The “web site developer vs. business owner” dynamic reminds me a bit of the doctor-patient dynamic vis-a-vis overprescribing of antibiotics: sure, patients can scream from the rooftops that they want an antibiotic for their kid’s runny nose, but the doctor has the last word on whether it’s appropriate.

Similarly, it’s difficult for me to imagine (as a former VP of a couple of NYSE-traded companies) why a customer-facing (ie, in-person) business wouldn’t want their contact essentials and hours on their site and always kept current.

So the web developer is well placed to suggest that the business may want to include it, but I’ll throw the bulk of the shade at a poor (unless I’m missing something) business decision.

Let’s face it, though: there are some kinds of business (e-commerce, for one) where a physical location is not only irrelevant, but maybe not something you’d want to make public (don’t drive down here and harass my employees because your widget broke on first use).

A surprising number of businesses don’t exhibit common sense in the Internet age.

I was interested in visiting an out-of-town plant nursery. They do mail order but also have a retail store. The website invites people to visit the store, but there is zero information on the site about the store’s business hours. By painstaking search I managed to find an e-mail address, and fired off an e-mail asking when they were open. No response. Eventually I made the trip after seeing on Google that the place supposedly was open the afternoon before I went there and lo and behold, it was open.

A retail place closer to home decided to do only curb sales early on in the pandemic. For about the past year, their website has asked customers to be patient, promising that they’d open the store soon on a limited basis. Hasn’t happened. They continually provide updates on new stock, but the message about “opening soon” and policy for curb sales only remain the same.

It’s a wonder that retail closures aren’t more frequent.

Therefore I apologize to web designers everywhere :slightly_smiling_face:. I see the practice so often that I’ve assumed that this was some sort of established convention.

In fact, as a someone who only uses the stuff, if I was storyboarding a website for my fictitious business, the front/first page would be “Welcome to Velomont Systems. We are located at blah blah blah (see the map below) and our business hours are:…”

Devil’s advocate, but most companies nowadays do not want to encourage people to physically meet them for an exchange of goods and services. They want you to do it online so they don’t have to pay cashiers or stockboys or security guards or whatever.

This actually vexes me more than not having the contact information. Usually when I go to a website, all I want to know is - where’s my stuff? Where’s the thing I ordered? Why is there an outage with my internet/electricity/water? When will it be fixed?

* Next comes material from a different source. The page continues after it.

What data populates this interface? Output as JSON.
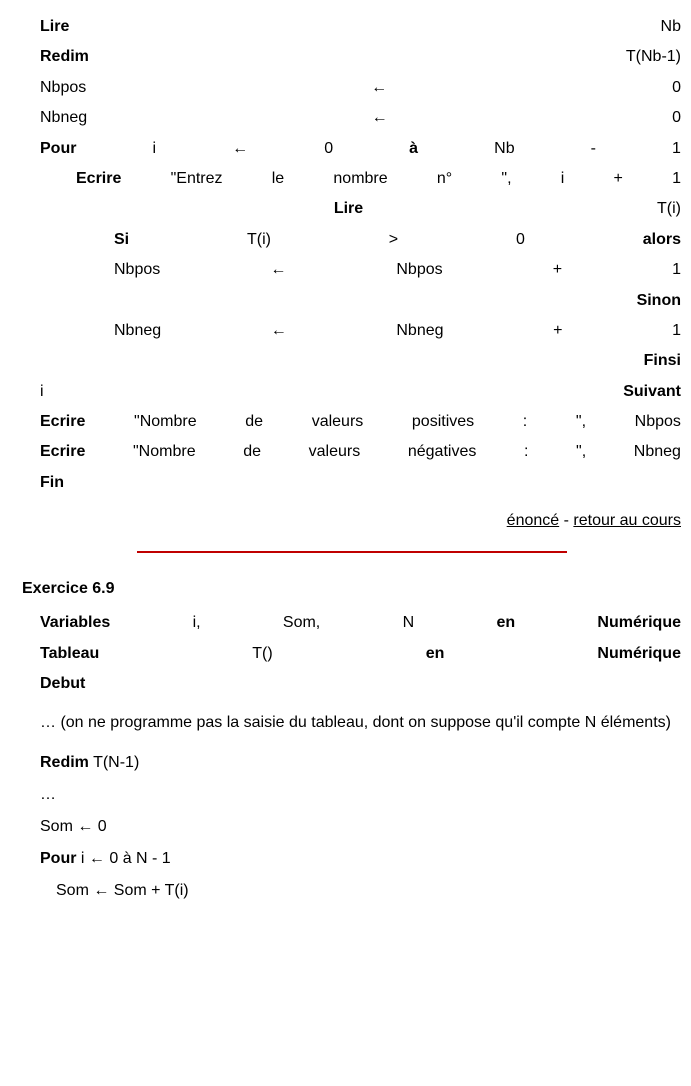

But that’s never front and center. They funnel visitors directly to “Check your payment status! Pay your bill! Get information on paying your bill! Read your last bill!” I don’t need any of that shit, I set up direct deposit a long time ago. I don’t want to use your “exciting new app”, I am not looking for interesting new ways to pay my bill.

If an established customer with an immaculate payment history is reaching out to you, that means something bad has happened. You need to tell him what’s wrong instead of dunning him for a payment that’s never once been missed in 17 years.

To tie this back in with the OP - there was a local restaurant where I tried to look at the menu on their website, but it wouldn’t let me see a menu without starting an online order, but for some reason wouldn’t let me start an online order. Eventually I figured out that it was because the restaurant wasn’t open on Sundays and therefore the website wasn’t accepting orders. But nowhere on the website did they publish what days or hours they were open, so from the user perspective it just seemed like a really glitchy website. Really, really sucky website design all around.